We studied 217 consecutive tumors of bone by flow cytometric analysis of
nuclear DNA concentration after staining with propidium iodide. A diagnosis
and histological grade (benign, low-grade, or high-grade sarcoma) were
assigned to each tumor on the basis of staging data (with the exception of
the forty-six giant-cell tumors, which, although indistinguishable
histologically, were divided according to the flow cytometric pattern into
two distinct groups), and we quantitatively studied the flow cytometry data
to assess the percentages of cells in diploidy, tetraploidy, or aneuploidy.
When compared, the mean values for the flow cytometric data for the three
grades showed significant differences. Criteria were established for the
three classes of tumors: for benign tumors, less than 11 per cent
tetraploidy and no aneuploidy; for low-grade sarcomas, more than 11 per
cent and less than 17 per cent tetraploidy, and no aneuploidy; and for
high-grade tumors, either more than 17 per cent tetraploidy or aneuploidy.

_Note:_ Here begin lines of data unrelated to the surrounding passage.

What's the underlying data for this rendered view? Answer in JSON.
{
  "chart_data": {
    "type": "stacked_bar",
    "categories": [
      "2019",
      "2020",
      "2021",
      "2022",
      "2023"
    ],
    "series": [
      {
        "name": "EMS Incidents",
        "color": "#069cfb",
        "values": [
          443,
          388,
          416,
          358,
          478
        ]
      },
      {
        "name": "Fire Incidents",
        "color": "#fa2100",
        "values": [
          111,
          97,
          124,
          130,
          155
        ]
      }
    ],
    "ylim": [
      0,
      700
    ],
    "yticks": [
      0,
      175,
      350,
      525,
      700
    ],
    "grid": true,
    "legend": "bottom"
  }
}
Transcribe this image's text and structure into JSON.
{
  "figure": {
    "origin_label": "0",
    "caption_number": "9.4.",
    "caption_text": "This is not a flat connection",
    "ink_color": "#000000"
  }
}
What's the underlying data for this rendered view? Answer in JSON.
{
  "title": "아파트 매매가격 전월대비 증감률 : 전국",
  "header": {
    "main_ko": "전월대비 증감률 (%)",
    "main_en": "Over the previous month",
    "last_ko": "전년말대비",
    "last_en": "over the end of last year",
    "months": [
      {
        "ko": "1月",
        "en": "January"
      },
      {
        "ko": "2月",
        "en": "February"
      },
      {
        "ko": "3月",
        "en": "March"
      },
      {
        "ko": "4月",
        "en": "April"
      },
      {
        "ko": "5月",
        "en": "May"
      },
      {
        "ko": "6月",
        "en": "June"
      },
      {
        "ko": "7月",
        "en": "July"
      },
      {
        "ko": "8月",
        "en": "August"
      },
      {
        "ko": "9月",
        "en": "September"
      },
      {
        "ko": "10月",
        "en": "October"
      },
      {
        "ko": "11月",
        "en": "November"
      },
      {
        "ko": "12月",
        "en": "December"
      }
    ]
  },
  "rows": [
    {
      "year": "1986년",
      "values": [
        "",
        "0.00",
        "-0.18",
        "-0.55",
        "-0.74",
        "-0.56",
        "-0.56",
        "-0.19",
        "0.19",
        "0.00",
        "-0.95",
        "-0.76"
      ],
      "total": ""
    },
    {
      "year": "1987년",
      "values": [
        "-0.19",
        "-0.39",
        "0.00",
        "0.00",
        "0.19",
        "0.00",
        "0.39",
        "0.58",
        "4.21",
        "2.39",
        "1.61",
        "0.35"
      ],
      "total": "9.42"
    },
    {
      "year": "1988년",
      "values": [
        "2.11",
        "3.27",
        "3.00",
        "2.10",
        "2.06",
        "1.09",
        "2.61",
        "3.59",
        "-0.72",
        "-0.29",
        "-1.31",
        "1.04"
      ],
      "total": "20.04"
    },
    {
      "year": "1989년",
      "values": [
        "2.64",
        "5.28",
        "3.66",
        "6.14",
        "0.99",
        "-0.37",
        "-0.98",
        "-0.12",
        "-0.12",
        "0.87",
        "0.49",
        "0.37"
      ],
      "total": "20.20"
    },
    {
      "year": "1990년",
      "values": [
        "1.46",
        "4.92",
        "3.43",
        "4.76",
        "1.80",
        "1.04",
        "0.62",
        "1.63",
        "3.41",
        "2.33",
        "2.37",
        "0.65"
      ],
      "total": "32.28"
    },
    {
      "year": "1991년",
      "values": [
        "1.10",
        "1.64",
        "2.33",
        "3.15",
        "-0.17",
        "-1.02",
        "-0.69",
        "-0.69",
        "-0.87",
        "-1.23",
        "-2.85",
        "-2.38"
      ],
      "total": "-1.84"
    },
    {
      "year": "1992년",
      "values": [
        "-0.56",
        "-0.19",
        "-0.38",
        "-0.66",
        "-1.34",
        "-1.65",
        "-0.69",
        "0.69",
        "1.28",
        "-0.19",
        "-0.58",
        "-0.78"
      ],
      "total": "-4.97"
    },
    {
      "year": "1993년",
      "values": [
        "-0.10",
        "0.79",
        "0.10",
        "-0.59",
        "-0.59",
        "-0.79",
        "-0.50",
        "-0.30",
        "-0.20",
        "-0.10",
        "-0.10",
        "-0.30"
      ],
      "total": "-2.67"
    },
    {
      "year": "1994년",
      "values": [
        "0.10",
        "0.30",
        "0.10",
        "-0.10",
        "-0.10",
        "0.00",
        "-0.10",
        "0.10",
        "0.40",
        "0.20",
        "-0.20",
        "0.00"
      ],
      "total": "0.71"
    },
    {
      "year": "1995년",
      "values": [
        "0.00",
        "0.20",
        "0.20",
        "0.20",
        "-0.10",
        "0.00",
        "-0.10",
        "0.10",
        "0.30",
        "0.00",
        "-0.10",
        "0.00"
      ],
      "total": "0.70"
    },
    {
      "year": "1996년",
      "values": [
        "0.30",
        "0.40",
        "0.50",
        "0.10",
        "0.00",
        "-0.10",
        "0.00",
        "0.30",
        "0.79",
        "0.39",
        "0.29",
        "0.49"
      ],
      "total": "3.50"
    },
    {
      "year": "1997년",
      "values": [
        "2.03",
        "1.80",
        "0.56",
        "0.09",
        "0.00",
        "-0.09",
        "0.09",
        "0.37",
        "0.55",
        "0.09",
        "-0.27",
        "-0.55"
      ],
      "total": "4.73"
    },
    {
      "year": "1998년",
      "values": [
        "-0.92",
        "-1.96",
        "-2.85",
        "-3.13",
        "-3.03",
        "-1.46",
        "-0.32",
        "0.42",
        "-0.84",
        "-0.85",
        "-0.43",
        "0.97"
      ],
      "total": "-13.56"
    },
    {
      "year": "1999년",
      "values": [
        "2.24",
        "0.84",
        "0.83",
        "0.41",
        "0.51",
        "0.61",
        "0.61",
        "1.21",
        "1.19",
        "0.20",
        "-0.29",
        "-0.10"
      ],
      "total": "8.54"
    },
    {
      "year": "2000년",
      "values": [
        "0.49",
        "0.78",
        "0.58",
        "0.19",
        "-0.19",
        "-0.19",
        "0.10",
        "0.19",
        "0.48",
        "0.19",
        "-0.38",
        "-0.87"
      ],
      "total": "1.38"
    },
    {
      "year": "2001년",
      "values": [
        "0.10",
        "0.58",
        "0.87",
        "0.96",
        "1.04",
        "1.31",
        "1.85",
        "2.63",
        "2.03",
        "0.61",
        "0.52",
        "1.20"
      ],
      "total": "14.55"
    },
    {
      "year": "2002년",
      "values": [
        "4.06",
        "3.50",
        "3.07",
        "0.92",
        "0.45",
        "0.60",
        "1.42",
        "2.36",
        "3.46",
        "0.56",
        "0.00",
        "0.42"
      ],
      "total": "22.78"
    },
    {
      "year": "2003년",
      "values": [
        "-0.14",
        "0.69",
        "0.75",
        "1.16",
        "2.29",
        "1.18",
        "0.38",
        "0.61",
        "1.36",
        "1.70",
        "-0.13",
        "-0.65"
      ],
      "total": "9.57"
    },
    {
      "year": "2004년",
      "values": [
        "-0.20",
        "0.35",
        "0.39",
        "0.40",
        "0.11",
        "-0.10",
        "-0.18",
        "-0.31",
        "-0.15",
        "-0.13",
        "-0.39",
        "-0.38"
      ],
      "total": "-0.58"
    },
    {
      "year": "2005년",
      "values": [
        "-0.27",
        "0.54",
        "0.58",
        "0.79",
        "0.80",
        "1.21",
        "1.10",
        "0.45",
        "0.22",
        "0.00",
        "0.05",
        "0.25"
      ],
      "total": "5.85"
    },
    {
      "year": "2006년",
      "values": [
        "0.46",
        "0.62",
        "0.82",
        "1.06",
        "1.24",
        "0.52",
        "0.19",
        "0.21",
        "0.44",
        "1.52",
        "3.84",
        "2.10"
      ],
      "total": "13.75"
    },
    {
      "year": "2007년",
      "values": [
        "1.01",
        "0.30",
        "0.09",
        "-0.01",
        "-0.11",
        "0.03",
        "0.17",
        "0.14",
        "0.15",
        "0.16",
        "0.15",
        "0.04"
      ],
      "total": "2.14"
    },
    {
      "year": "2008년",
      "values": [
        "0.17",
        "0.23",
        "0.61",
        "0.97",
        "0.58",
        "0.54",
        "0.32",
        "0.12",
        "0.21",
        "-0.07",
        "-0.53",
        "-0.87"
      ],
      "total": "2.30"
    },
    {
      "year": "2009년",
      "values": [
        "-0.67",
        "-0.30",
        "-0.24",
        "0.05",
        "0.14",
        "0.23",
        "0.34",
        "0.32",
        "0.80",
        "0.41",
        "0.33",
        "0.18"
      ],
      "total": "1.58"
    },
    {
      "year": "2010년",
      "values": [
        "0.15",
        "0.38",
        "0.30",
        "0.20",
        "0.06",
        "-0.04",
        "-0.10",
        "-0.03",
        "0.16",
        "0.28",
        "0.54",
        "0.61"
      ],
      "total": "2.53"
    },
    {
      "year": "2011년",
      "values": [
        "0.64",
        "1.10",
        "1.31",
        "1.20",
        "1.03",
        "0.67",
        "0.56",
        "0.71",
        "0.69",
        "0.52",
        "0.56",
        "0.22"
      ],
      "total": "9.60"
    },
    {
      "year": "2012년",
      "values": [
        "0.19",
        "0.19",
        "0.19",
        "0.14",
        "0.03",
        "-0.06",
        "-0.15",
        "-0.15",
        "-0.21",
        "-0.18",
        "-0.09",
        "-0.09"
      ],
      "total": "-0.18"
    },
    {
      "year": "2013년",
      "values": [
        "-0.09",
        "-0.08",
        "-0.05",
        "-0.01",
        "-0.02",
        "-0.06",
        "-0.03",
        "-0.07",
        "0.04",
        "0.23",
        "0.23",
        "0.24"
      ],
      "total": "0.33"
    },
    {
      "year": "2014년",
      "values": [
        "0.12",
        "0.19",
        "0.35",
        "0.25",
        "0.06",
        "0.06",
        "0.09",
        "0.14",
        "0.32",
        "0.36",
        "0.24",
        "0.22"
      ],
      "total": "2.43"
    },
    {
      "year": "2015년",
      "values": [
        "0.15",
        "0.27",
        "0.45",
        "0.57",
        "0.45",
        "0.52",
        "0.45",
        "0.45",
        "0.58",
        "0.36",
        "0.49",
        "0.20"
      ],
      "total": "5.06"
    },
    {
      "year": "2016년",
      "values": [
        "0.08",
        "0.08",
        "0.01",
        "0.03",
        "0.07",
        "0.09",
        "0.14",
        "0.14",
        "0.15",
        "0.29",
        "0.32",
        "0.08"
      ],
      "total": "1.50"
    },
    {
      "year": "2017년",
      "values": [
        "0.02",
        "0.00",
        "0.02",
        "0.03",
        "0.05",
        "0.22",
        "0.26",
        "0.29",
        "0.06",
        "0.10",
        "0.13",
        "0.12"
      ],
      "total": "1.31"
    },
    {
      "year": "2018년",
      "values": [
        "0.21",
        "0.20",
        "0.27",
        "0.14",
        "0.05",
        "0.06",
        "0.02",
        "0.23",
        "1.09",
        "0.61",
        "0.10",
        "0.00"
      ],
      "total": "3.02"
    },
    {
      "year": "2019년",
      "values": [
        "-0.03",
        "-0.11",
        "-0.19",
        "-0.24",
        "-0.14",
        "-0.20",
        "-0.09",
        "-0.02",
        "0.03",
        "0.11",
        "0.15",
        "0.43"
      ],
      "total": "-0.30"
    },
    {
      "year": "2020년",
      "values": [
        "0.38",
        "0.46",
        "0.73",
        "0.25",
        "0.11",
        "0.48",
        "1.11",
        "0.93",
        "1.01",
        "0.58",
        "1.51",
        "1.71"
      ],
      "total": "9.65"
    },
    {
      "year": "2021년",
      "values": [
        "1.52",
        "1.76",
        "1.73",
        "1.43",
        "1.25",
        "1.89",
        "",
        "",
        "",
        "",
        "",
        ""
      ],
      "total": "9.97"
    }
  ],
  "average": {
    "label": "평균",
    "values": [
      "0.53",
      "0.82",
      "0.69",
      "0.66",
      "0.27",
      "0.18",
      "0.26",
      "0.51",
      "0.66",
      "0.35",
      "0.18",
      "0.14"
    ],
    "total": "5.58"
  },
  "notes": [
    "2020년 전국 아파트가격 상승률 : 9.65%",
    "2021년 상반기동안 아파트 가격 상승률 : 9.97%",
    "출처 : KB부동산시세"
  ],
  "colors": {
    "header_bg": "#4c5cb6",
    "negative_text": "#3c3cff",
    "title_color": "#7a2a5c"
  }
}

Tests for compliance for all groups of tumors (excluding the forty-six
giant-cell tumors)--benign, low grade, or high grade--were significant for
most of the benign lesions (with the exception of chondroblastoma and
fibrous dysplasia) and for the high-grade sarcomas (with the exception of
round-cell tumors). The low-grade sarcomas did far less well, based
principally on the failure of the low-grade chondrosarcomas, chordomas, and
adamantinomas to comply with the criteria. An attempt to assess the value
of the system as a predictor of metastases showed that a low percentage of
diploid cells (less than 75 per cent) and the presence of an aneuploid peak
correlated statistically with the development of metastatic disease, but
the usefulness of this observation could not be fully assessed because of
multiple variables, associated principally with treatment.